Facts About (then known as) Wuhan Coronavirus

by Esther Ong, Primary 6

– Wuhan Coronavirus, the Wuhan Coronavirus is part of Coronavirus family and it usually affects only animals. A Coronavirus is so named because if you examine it under a microscope, it has crown-like spikes on its surface. Corona is Latin for “crown”. The Wuhan Coronavirus has, for now, been named 2019-nCoV. The Wuhan Coronavirus was first detected in Wuhan, a city of 11 million people in Central China. The Chinese authorities alerted the World Health Organisation on December 31st last year of a string of pneumonia is an inflammation of the lungs usually caused by an infection. People can die from severe cases of it. People are worried about the Wuhan virus because it usually affects animals. The Wuhan virus is also new so currently there is no vaccine – something that trains your body to fight a disease it has not met with before – or medicine for the virus. No one knows how the Wuhan Virus spread from animals to humans, but the Wuhan virus can be traced back to the Huanan Seafood Market in Wuhan. The market does not only sell seafood but also many types of wildlife. The authorities believe the virus came from wild animals sold illegally in the market. There have been many cases of the Wuhan virus all over the world such as the United States, Thailand, Japan, Australia and Vietnam. In Singapore, as of February 10, there have been 45 people who have come down with the virus. Two of them are Singaporeans who were evacuated from the city on Jan 30 and the other 16 are Chinese nationals who flew from Wuhan. On the 28 of Jan, the Government banned travellers who had been to China from entering or transiting Singapore. People with China passports, apart from permanent residents and those on long-term passes, will not be allowed in Singapore.

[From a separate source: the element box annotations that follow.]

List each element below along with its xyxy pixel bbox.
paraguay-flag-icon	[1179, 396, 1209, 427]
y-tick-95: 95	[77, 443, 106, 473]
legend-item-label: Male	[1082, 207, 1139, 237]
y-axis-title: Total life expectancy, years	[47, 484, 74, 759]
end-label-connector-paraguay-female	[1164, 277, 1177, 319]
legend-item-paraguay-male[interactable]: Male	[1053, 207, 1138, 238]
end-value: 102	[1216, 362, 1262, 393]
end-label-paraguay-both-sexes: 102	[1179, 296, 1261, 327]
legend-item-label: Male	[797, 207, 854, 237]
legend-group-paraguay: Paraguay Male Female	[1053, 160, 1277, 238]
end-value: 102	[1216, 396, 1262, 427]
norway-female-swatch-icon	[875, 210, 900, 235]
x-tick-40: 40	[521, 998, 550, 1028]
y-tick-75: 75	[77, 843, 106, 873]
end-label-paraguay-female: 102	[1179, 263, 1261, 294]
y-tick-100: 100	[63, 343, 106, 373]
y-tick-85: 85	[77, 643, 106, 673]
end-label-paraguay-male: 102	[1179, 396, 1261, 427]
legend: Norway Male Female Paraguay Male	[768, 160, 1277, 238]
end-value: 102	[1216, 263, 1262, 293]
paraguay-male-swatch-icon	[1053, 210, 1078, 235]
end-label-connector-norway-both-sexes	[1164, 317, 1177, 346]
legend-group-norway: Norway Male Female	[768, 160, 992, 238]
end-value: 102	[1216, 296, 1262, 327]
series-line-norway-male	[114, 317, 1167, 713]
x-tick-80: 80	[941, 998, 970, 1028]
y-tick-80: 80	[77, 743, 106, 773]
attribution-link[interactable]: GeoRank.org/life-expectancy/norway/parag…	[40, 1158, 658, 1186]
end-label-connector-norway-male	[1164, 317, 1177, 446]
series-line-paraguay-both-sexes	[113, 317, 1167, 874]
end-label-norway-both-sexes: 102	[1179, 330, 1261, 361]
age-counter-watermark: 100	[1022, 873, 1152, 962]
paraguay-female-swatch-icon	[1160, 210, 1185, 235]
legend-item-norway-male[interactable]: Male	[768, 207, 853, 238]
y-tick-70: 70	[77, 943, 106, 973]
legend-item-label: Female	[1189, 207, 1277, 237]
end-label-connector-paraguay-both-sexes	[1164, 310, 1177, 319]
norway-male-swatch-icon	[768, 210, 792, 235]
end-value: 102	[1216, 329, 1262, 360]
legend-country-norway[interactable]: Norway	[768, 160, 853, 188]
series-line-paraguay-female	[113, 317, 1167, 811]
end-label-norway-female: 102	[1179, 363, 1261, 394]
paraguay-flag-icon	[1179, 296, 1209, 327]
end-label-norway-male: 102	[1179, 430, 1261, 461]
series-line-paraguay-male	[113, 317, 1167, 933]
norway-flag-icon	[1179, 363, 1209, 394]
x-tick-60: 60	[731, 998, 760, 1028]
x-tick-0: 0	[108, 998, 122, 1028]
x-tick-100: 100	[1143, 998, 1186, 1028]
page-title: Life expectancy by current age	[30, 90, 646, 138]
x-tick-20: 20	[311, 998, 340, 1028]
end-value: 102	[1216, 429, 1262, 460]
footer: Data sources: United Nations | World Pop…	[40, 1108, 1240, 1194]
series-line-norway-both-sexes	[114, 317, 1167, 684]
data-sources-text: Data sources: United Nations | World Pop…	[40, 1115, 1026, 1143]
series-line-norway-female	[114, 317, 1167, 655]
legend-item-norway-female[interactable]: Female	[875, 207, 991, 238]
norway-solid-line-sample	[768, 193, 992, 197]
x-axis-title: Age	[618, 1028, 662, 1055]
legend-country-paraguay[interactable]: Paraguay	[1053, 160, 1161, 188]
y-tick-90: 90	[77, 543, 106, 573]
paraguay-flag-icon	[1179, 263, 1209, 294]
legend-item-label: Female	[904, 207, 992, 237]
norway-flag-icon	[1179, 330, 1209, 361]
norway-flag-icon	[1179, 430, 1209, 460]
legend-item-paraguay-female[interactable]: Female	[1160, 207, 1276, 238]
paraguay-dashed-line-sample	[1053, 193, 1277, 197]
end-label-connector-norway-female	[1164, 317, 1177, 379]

– SARS, SARS virus, (Severe Acute Respiratory Syndrome) is part of the coronaviridae famil and we are not sure yet what animal spread the virus. SARS affected 26 countries and had over 8000 cases in 2003. Symptoms are fever, headache, diarrhoea, and shivering. Cough, shortness of breath and diarrhoea are present in the first or second week of illness. The SARS virus started in Guangdong province of Southern China. Countries which human-to-human transmission occurred were Toronto in Canada, Hong Kong, Singapore and Hanoi in Vietnam. Currently nowhere in the world is reporting transmission of SARS since 2003.

– MERS, MERS virus (Middle East respiratory syndrome-related coronavirus) is part of the coronavirus family and MERS can be traced back to Jordan. The first MERS case was in the United Arab Emirates on July 2013. Since then there have been 91 cases of MERS with 12 associated deaths. From 2012 until 15 February 2020, there have been 2506 cases globally with 862 associated deaths.


We’ll be rolling out more of such contests as and when something worth having conversations about pop up, so encourage your young ones to take part!

Children like discovering and learning things on their own. For once, you’ll see them using that tablet for research and study rather than for gaming. They might approach you for help, and that’s alright. Use that quality bonding time to teach them how to source for credible information and sieve out fake news. Most importantly, have fun!

Learning, as we’ve always believed, should be a Joyous process.